- Developer: Robot Invader
- Producer: Casey Richardson
- Designers: Chris Pruett Johnny Russell
- Programmer: Chris Pruett
- Artist: Mike Witt
- Composer: Ben Prunty
- Platforms: PlayStation 4, PlayStation VR, Microsoft Windows, Mac OS, Oculus VR, Samsung Gear VR, HTC Vive
- Release: Samsung Gear VRWW: 29 October 2015; Oculus Rift, SteamWW: 28 March 2016; HTC ViveWW: 18 August 2016; PlayStation 4, PlayStation VRWW: 24 April 2018;
- Genre: Horror mystery
- Mode: Single-player

= Dead Secret =

2015 video game

Dead Secret is a first-person horror mystery game. It was created by Robot Invader and released on 29 October 2015. The game is set in 1965. The story line revolves around the murder of Harris Bullard.

==Gameplay==
Dead Secret is set in a secluded farmhouse in Kansas, which is a two-story home with two bedrooms, one bathroom and a basement. This makes for a dense and cramped environment, where initially many rooms are locked. A recursive unlocking map design is used where the player starts in one room and unlocks more rooms and routes between different areas of the map. The player takes the role of a reporter looking for the next big news article. A man, Harris Bullard, dies in suspicious circumstances so the reporter decides to investigate. The player goes to the secluded farmhouse with the suspicion that Harris was murdered. Harris was a scholar of Japanese Mythology who had many secrets which he took to the grave. The player must unravel Harris's secrets and the mystery of his death, and all this must be done before the killer decides to kill again.

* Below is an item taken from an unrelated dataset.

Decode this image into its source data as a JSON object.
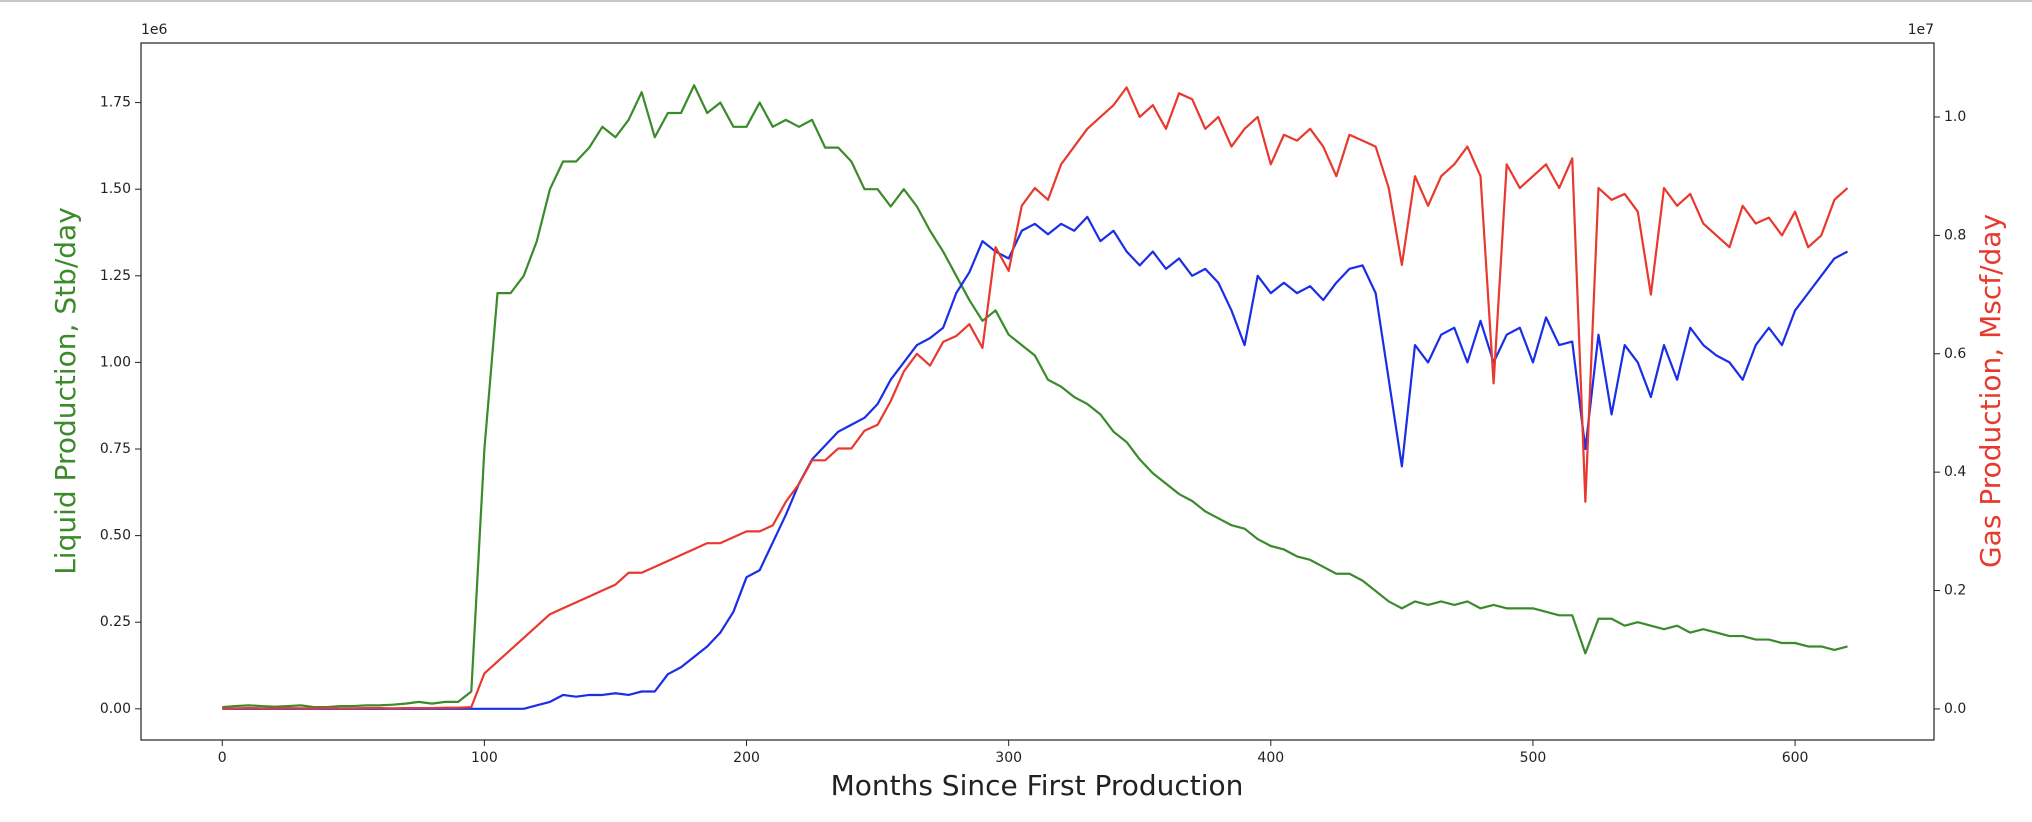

The game is a story driven murder mystery focused on investigation and exploration. Because of this there are many clues placed around the farmhouse which the player must find and many of them are puzzles which need deciphering. The plot is very complicated, so it is important to track down all the notes and clues to get to the correct ending. There are five endings to the story many of which end with the player themselves being murdered. The game is first-person, with the player navigating via a point and click system. Throughout the story the player is stalked by a mysterious figure wearing robes and a mask, however there is no combat within the game so when someone attacks you the only thing to do is run and hide. But in general, the game is more about slow realization than jump scares. The total gameplay time is six to eight hours.

==Development==
The game is developed by Robot Invader, a video game studio in Silicon Valley. It is built upon the Unity 5 game engine. Dead Secret started off as a tablet and mobile game and then was developed into a virtual reality game. There were a lot of different design decisions to be made around this particularly around movement. Movement in VR can often cause motion and simulation sickness. To prevent this, Robot Invader came up with some rules for movement within their game which include linear movement only, no acceleration during movement, no rotating the camera, only move in straight lines, motion should be short, frame rate should be kept constant.

The first VR version of the game was released on 29 October 2015 for the Samsung Gear VR. Oculus Rift and Steam versions were released on 28 March 2016. An update was released on 18 August 2016 which added support for the HTC Vive. The game was released for the PS4 and PS VR on 24 April 2018.

==Reception==
Jayisgames gave the game 3.9/5. XGN gave the game 8/10. VR Focus gave the game a 5-star rating. VR Giant gave it a score of 8.5/10. Gear VR news gave the game a score of 8.5/10. Trusted Reviews gave the game 22/25.

==Legacy==
A follow-up called Dead Secret Circle was released on May 1, 2018, on Steam, Oculus Rift, Oculus Go and Gear VR.